Concentrons-nous sur les sandwichs pour garder ce qui nous reste de bonne humeur vacillante, voulez-vous? Des sandwichs qui feront scandale puisque cette sortie improvisée mise sur le beurre d’arachides pour assurer la survie des conquérants. Une fois au sommet, vous êtes convaincus que les ventres affamés n’y verront que du délicieux et non du pâteux. Mais c’est quand même étonnant comment des enfants biens nantis en appétits peuvent s’indigner devant un panier rempli de provisions…

Grimper vers la photo parfaite exige que chacun affronte son propre Waterloo à un moment ou à un autre de l’effort. Que ce soit parce c’est difficile physiquement, ou que vos compagnons de route, souvent les enfants, plombent l’ambiance tels des pilotes de CF-18 mitraillant des puits de pétrole du Koweït pendant la guerre du Golf. Boum! Et reboum! Peut-être avez-vous une gamine qui gambade joyeusement dans les sentiers en chantant. Chanceux! Gamine qui s’est fait ramener à l’ordre par un énergumène en manque de sensations fortes armé de brindilles et de jambettes? Mouais, ça arrive… Peut-être avez-vous fait de multiples pauses pour redonner du confort aux compagnons de route assoiffés, fatigués, tannés, agacés et agaçants pour finalement constater que les réserves d’eau baissaient plus vite que les kilomètres étaient franchis?

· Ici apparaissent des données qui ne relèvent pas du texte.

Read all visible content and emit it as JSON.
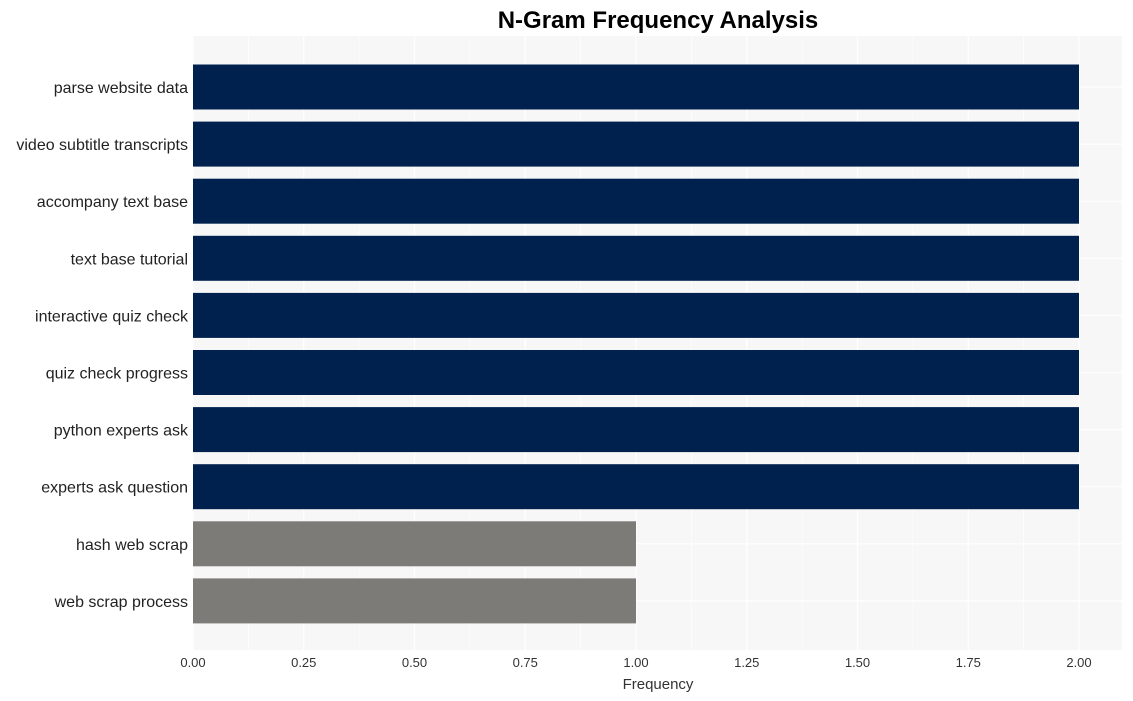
{
  "chart_data": {
    "type": "bar",
    "orientation": "horizontal",
    "title": "N-Gram Frequency Analysis",
    "xlabel": "Frequency",
    "ylabel": "",
    "xlim": [
      0,
      2.1
    ],
    "xticks": [
      "0.00",
      "0.25",
      "0.50",
      "0.75",
      "1.00",
      "1.25",
      "1.50",
      "1.75",
      "2.00"
    ],
    "grid": true,
    "legend": "none",
    "categories": [
      "parse website data",
      "video subtitle transcripts",
      "accompany text base",
      "text base tutorial",
      "interactive quiz check",
      "quiz check progress",
      "python experts ask",
      "experts ask question",
      "hash web scrap",
      "web scrap process"
    ],
    "values": [
      2,
      2,
      2,
      2,
      2,
      2,
      2,
      2,
      1,
      1
    ],
    "colors": {
      "high": "#00214e",
      "low": "#7c7b78",
      "plot_background": "#f7f7f7",
      "grid": "#ffffff"
    }
  }
}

Au retour de la fabuleuse photo du sommet, les randonneurs récolteront une série de félicitations en ligne ou en vrai, rendant finalement l’expérience assez cool de par l’attention qu’elle suscite. Mais personnellement, j’ajouterais que la route était épique. Et que clairement, la photo du sommet ne rend pas justice à l’expérience vécue.